【世界最高を目指したV12】ラゴンダLG45とV12ラピード 戦前のクラシック 前編

2020.05.30

サマリー

ウォルター・オーウェン・ベントレーとフランク・フィーリーの力によって、ラゴンダを一時的に復活させたモデル、LG45とV12。当時、世界最高のクルマを目指して誕生した、ドロップヘッド・クーペをご紹介しましょう。

もくじ

世界最高のクルマを目指したラゴンダ
若きデザイナーが生み出したボディ
大きな話題を巻き起こすデザイン
ロールス・ロイスより優れたV型12気筒
80年以上前では桁外れのスピード

世界最高のクルマを目指したラゴンダ

text:Simon Taylor(サイモン・テイラー)
photo:James Mann(ジェームズ・マン)
translation:Kenji Nakajima(中嶋健治)

 
世界で最高のクルマとは。1914年、第一次世界大戦が引き起こるまでは、ロールス・ロイスだった。

時代が変わり、1935年。「われわれで世界で最高のクルマを作りましょう」 と宣言した人物が表れた。経営の傾いていた英国の自動車メーカー、ラゴンダ社を引き継いだアラン・グッド。従業員を集めて力強く語ったという。
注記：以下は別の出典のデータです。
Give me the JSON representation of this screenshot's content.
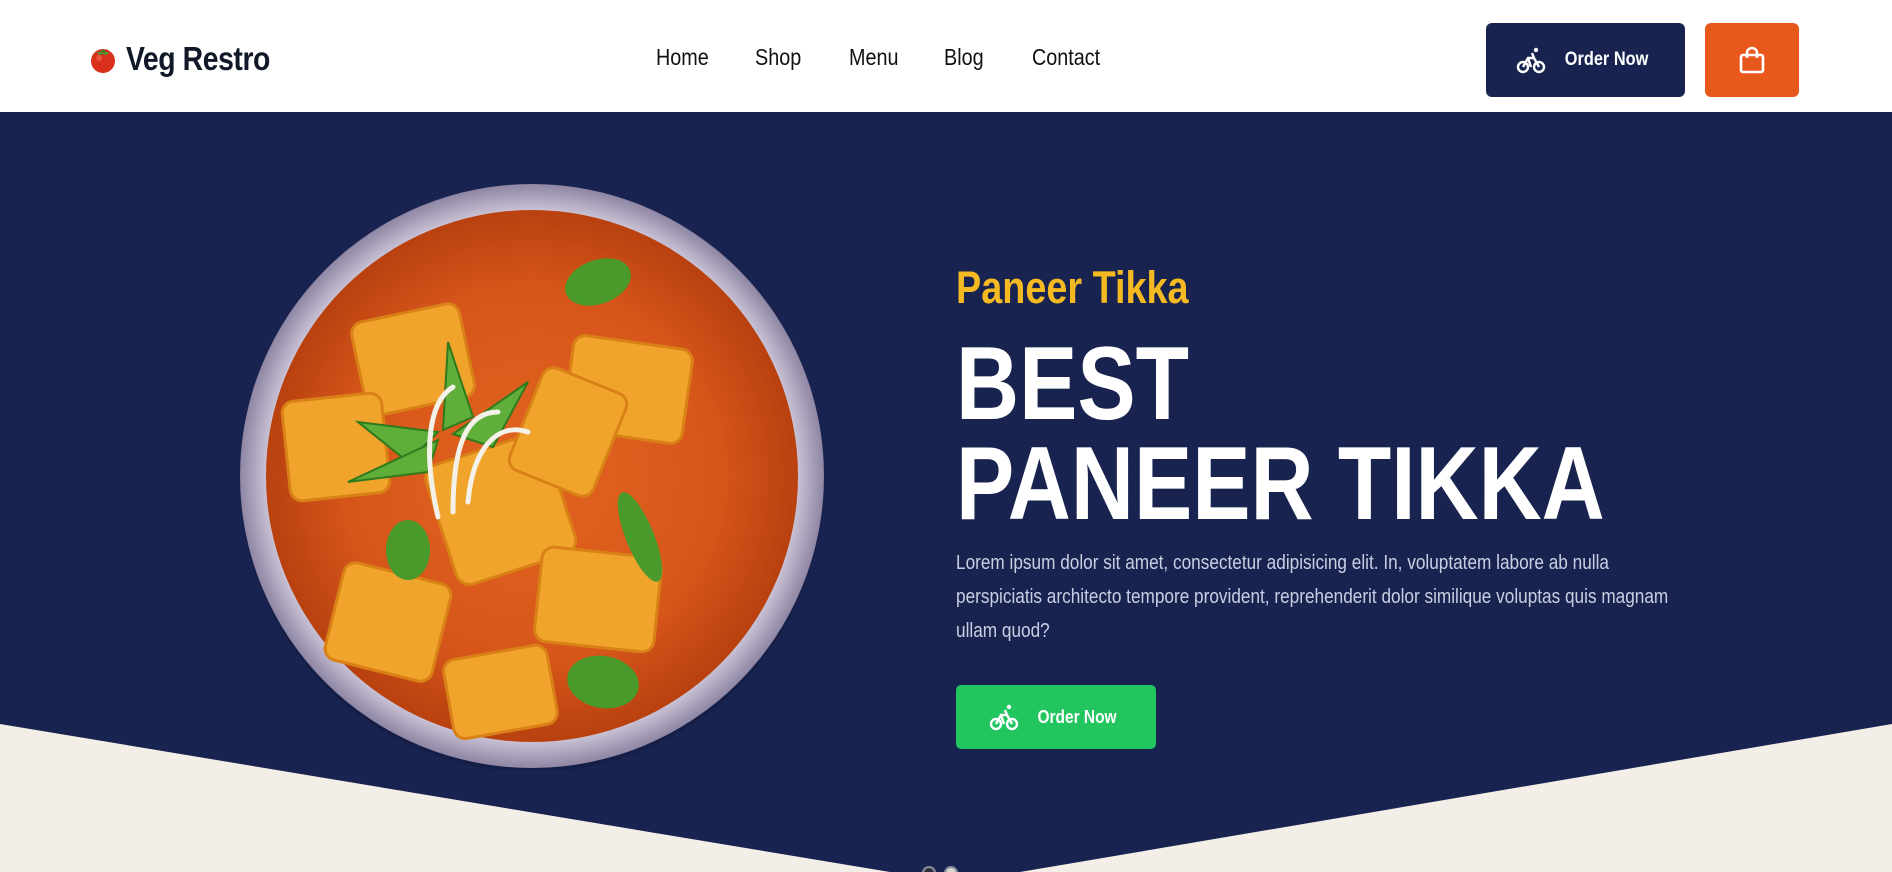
{
  "brand": {
    "name": "Veg Restro",
    "logo_icon": "tomato-icon"
  },
  "nav": {
    "items": [
      "Home",
      "Shop",
      "Menu",
      "Blog",
      "Contact"
    ]
  },
  "header": {
    "order_label": "Order Now",
    "order_icon": "bicycle-icon",
    "cart_icon": "shopping-bag-icon"
  },
  "hero": {
    "subtitle": "Paneer Tikka",
    "title_line1": "BEST",
    "title_line2": "PANEER TIKKA",
    "description": "Lorem ipsum dolor sit amet, consectetur adipisicing elit. In, voluptatem labore ab nulla perspiciatis architecto tempore provident, reprehenderit dolor similique voluptas quis magnam ullam quod?",
    "order_label": "Order Now",
    "slider": {
      "count": 2,
      "active": 1
    }
  },
  "colors": {
    "navy": "#18244f",
    "orange": "#e8581c",
    "yellow": "#f5b921",
    "green": "#22c55e",
    "cream": "#f3efe8"
  }
}
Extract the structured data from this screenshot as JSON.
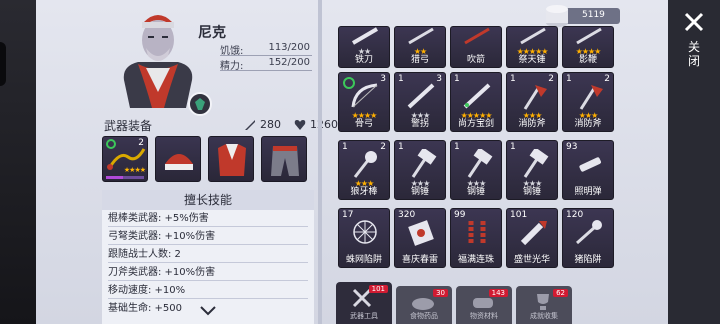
{
  "character": {
    "name": "尼克",
    "hunger_label": "饥饿:",
    "hunger_value": "113/200",
    "energy_label": "精力:",
    "energy_value": "152/200"
  },
  "equipment": {
    "title": "武器装备",
    "attack": "280",
    "health": "1260",
    "slot1_count": "2"
  },
  "skills": {
    "title": "擅长技能",
    "items": [
      "棍棒类武器: +5%伤害",
      "弓弩类武器: +10%伤害",
      "跟随战士人数: 2",
      "刀斧类武器: +10%伤害",
      "移动速度: +10%",
      "基础生命: +500"
    ]
  },
  "coins": "5119",
  "grid_top": [
    {
      "label": "铁刀",
      "stars": "★★",
      "grey": true
    },
    {
      "label": "猎弓",
      "stars": "★★"
    },
    {
      "label": "吹箭",
      "stars": ""
    },
    {
      "label": "祭天锤",
      "stars": "★★★★★"
    },
    {
      "label": "影鞭",
      "stars": "★★★★"
    }
  ],
  "grid_row2": [
    {
      "count": "",
      "corner": "3",
      "label": "骨弓",
      "stars": "★★★★"
    },
    {
      "count": "1",
      "corner": "3",
      "label": "警拐",
      "stars": "★★★",
      "grey": true
    },
    {
      "count": "1",
      "corner": "",
      "label": "尚方宝剑",
      "stars": "★★★★★"
    },
    {
      "count": "1",
      "corner": "2",
      "label": "消防斧",
      "stars": "★★★"
    },
    {
      "count": "1",
      "corner": "2",
      "label": "消防斧",
      "stars": "★★★"
    }
  ],
  "grid_row3": [
    {
      "count": "1",
      "corner": "2",
      "label": "狼牙棒",
      "stars": "★★★"
    },
    {
      "count": "1",
      "corner": "",
      "label": "钢锤",
      "stars": "★★★",
      "grey": true
    },
    {
      "count": "1",
      "corner": "",
      "label": "钢锤",
      "stars": "★★★",
      "grey": true
    },
    {
      "count": "1",
      "corner": "",
      "label": "钢锤",
      "stars": "★★★",
      "grey": true
    },
    {
      "count": "93",
      "corner": "",
      "label": "照明弹",
      "stars": ""
    }
  ],
  "grid_row4": [
    {
      "count": "17",
      "label": "蛛网陷阱"
    },
    {
      "count": "320",
      "label": "喜庆春雷"
    },
    {
      "count": "99",
      "label": "福满连珠"
    },
    {
      "count": "101",
      "label": "盛世光华"
    },
    {
      "count": "120",
      "label": "猪陷阱"
    }
  ],
  "tabs": [
    {
      "label": "武器工具",
      "badge": "101"
    },
    {
      "label": "食物药品",
      "badge": "30"
    },
    {
      "label": "物资材料",
      "badge": "143"
    },
    {
      "label": "成就收集",
      "badge": "62"
    }
  ],
  "close_label": "关闭"
}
ラゴンダLG45(1935年)とラゴンダV12ラピード(1938年)
ラゴンダLG45(1935年)とラゴンダV12ラピード(1938年)

アランが初めに行ったことは、ウォルター・オーウェン(WO)・ベントレーをラゴンダ社へ招き入れることだった。
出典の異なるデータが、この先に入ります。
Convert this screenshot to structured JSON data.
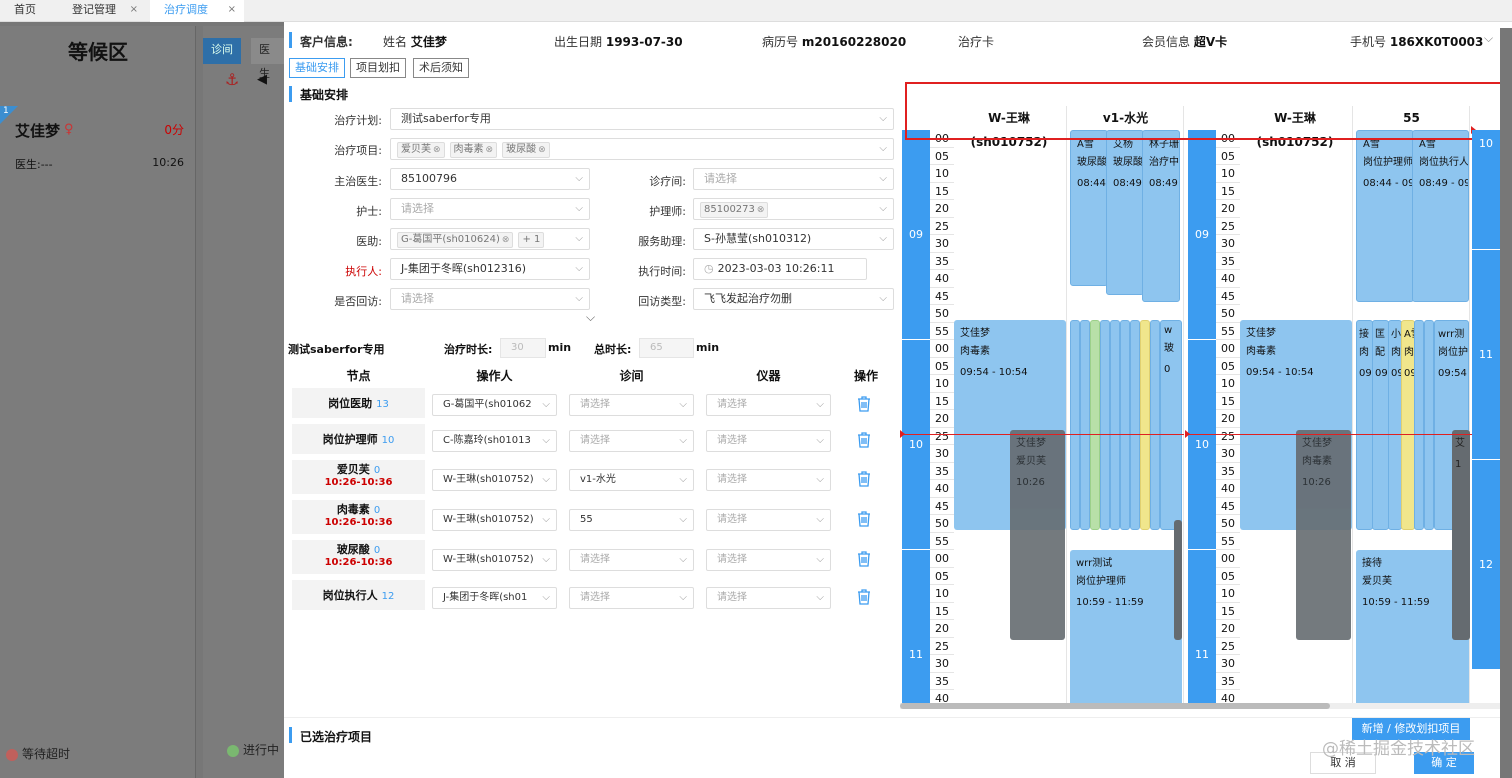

ロールス・ロイスは、1931年にベントレーを買収。その時、WOベントレーの席も残された。ブランドの創設者として、ロールス・ロイスは彼のマーケティング的な価値を認めていた。

給与はもらっていたWOベントレーだったが、特に責任のある仕事に携わることはなかった。ロールス・ロイスのエンジニアが新しいV型12気筒エンジンの開発を始めても、中心的な設計に関わることはなかった。
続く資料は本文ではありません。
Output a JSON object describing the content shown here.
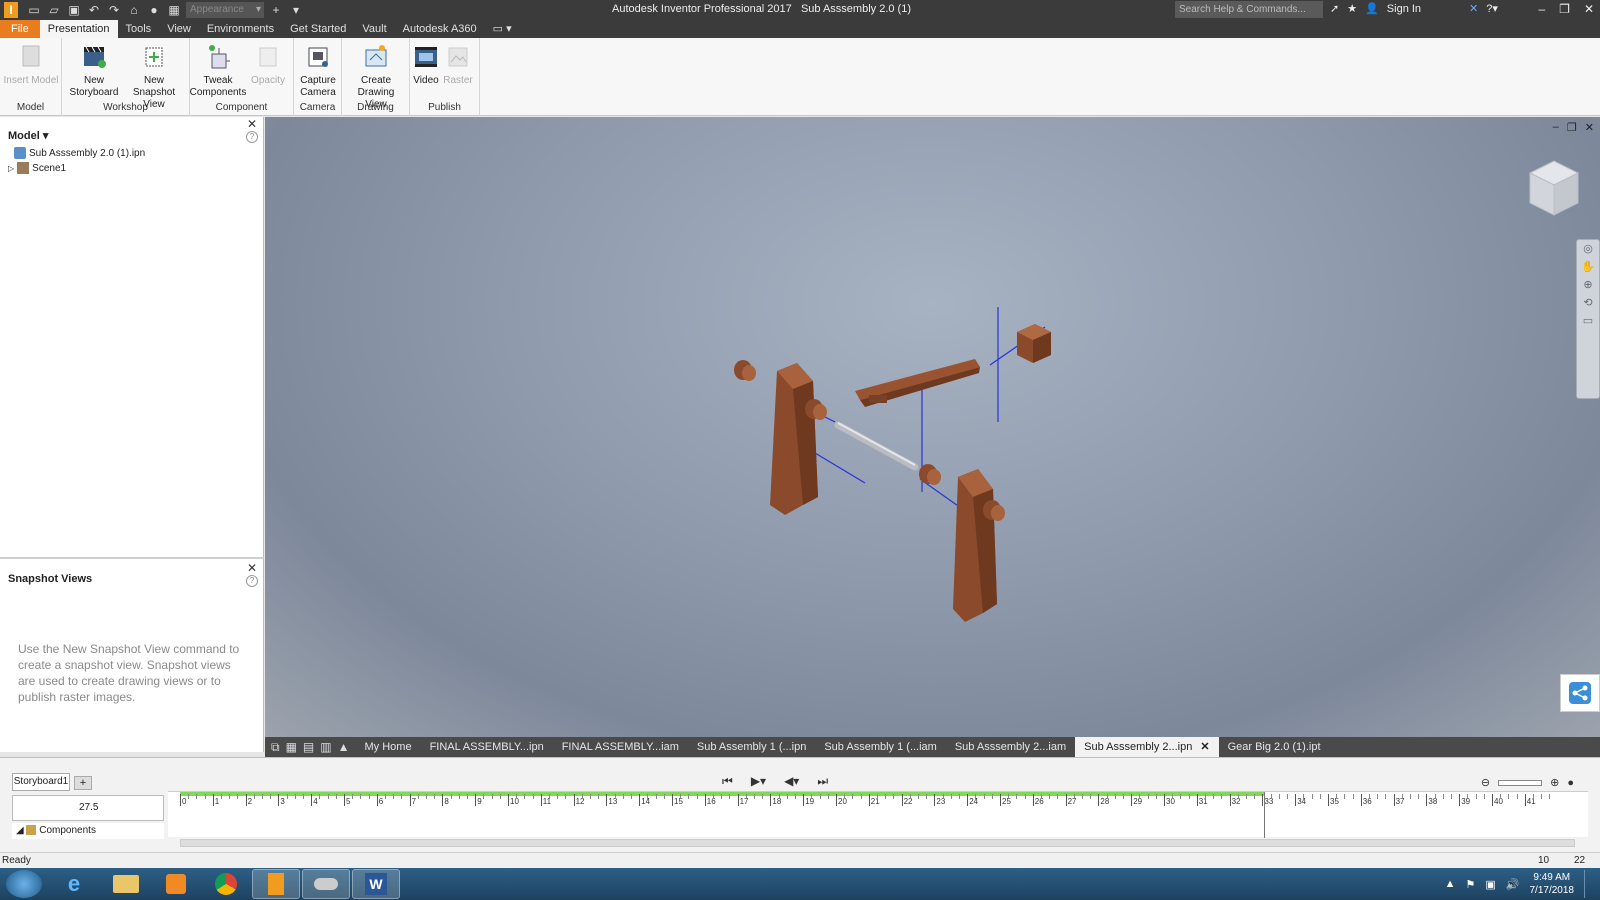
{
  "titlebar": {
    "app_title": "Autodesk Inventor Professional 2017",
    "doc_title": "Sub Asssembly 2.0 (1)",
    "appearance_placeholder": "Appearance",
    "search_placeholder": "Search Help & Commands...",
    "sign_in": "Sign In",
    "logo_letter": "I"
  },
  "menu": {
    "tabs": [
      "File",
      "Presentation",
      "Tools",
      "View",
      "Environments",
      "Get Started",
      "Vault",
      "Autodesk A360"
    ],
    "active": "Presentation"
  },
  "ribbon": {
    "groups": [
      {
        "label": "Model",
        "buttons": [
          {
            "label": "Insert Model",
            "enabled": false
          }
        ]
      },
      {
        "label": "Workshop",
        "buttons": [
          {
            "label": "New Storyboard",
            "enabled": true
          },
          {
            "label": "New Snapshot View",
            "enabled": true
          }
        ]
      },
      {
        "label": "Component",
        "buttons": [
          {
            "label": "Tweak Components",
            "enabled": true
          },
          {
            "label": "Opacity",
            "enabled": false
          }
        ]
      },
      {
        "label": "Camera",
        "buttons": [
          {
            "label": "Capture Camera",
            "enabled": true
          }
        ]
      },
      {
        "label": "Drawing",
        "buttons": [
          {
            "label": "Create Drawing View",
            "enabled": true
          }
        ]
      },
      {
        "label": "Publish",
        "buttons": [
          {
            "label": "Video",
            "enabled": true
          },
          {
            "label": "Raster",
            "enabled": false
          }
        ]
      }
    ]
  },
  "model_panel": {
    "header": "Model",
    "tree": [
      {
        "label": "Sub Asssembly 2.0 (1).ipn",
        "icon": "presentation-icon"
      },
      {
        "label": "Scene1",
        "icon": "scene-icon"
      }
    ]
  },
  "snapshot_panel": {
    "header": "Snapshot Views",
    "hint": "Use the New Snapshot View command to create a snapshot view. Snapshot views are used to create drawing views or to publish raster images."
  },
  "doc_tabs": {
    "tabs": [
      "My Home",
      "FINAL ASSEMBLY...ipn",
      "FINAL ASSEMBLY...iam",
      "Sub Assembly 1 (...ipn",
      "Sub Assembly 1 (...iam",
      "Sub Asssembly 2...iam",
      "Sub Asssembly 2...ipn",
      "Gear Big 2.0 (1).ipt"
    ],
    "active": "Sub Asssembly 2...ipn"
  },
  "storyboard": {
    "tab_label": "Storyboard1",
    "current_time": "27.5",
    "components_label": "Components",
    "tick_labels": [
      "0",
      "1",
      "2",
      "3",
      "4",
      "5",
      "6",
      "7",
      "8",
      "9",
      "10",
      "11",
      "12",
      "13",
      "14",
      "15",
      "16",
      "17",
      "18",
      "19",
      "20",
      "21",
      "22",
      "23",
      "24",
      "25",
      "26",
      "27",
      "28",
      "29",
      "30",
      "31",
      "32",
      "33",
      "34",
      "35",
      "36",
      "37",
      "38",
      "39",
      "40",
      "41"
    ]
  },
  "status": {
    "text": "Ready",
    "num1": "10",
    "num2": "22"
  },
  "taskbar": {
    "time": "9:49 AM",
    "date": "7/17/2018"
  },
  "colors": {
    "file_tab": "#e87c1e",
    "wood": "#8b4a2b",
    "viewport_bg": "#8f9aad",
    "timeline_green": "#7ed957"
  }
}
創造力に溢れたエンジニアとして、幸せは感じていなかった。そこへやって来たのが、ラゴンダ社を牽引し始めたアラン。WOベントレーは、ラゴンダ製のクルマを運転したり、工場を視察することもなく、移籍に同意したという。

ロールス・ロイスが保有する、大規模な工場や施設で働いていたWOベントレー。ラゴンダ社の小さく古い設備を目にすると、かなりのショックを受けた。時を待たずして、アランは設備投資を進め、拡大させるのだが。

若きデザイナーが生み出したボディ

当時のラゴンダ社は、クラシックな見た目ながら力強く速いクルマを生み出すという、一定の評価を既に得ていた。

例えばラゴンダM45は、メドウズ製の6気筒エンジンを搭載したモデルだが、1935年のル・マン24時間レースでは優勝を果たしている。深刻な財政難に苦しみながらも。

ラゴンダLG45(1935年)
ラゴンダLG45(1935年)

そこでアランは、招き入れたWOベントレーへ、M45のアップデートを指示する。彼は手腕を発揮して仕事をこなし、LG45として生まれ変わらせた。

メドウズ製エンジンはそのままだったが、強固なクロス構造を持つシャシーフレームを与え、ステアリングとトランスミッションに改良を施した。サスペンションにも手を加え、ハンドリングは大幅に改善された。

伝統的なツアラー・スタイルのボディを持っていたM45に対し、LG45では一新。大きなラジエターとヘッドライトは残されつつ、ドアはモールディングの入ったショルダーラインへ続く背の高いタイプへ変更された。フォルムは、そのまま細く絞られたテールへと滑らかに続く。

このデザインを手掛けたのは、若きフランク・フィーリー。ラゴンダ社のボディデザインを長年まとめてきた、ウォルター・バッキンガムのアシスタントを務めていた人物だ。

バッキンガムがラゴンダ社を去った時、フランク・フィーリーは24才。新しいラゴンダ製モデルのスタイリングを任された。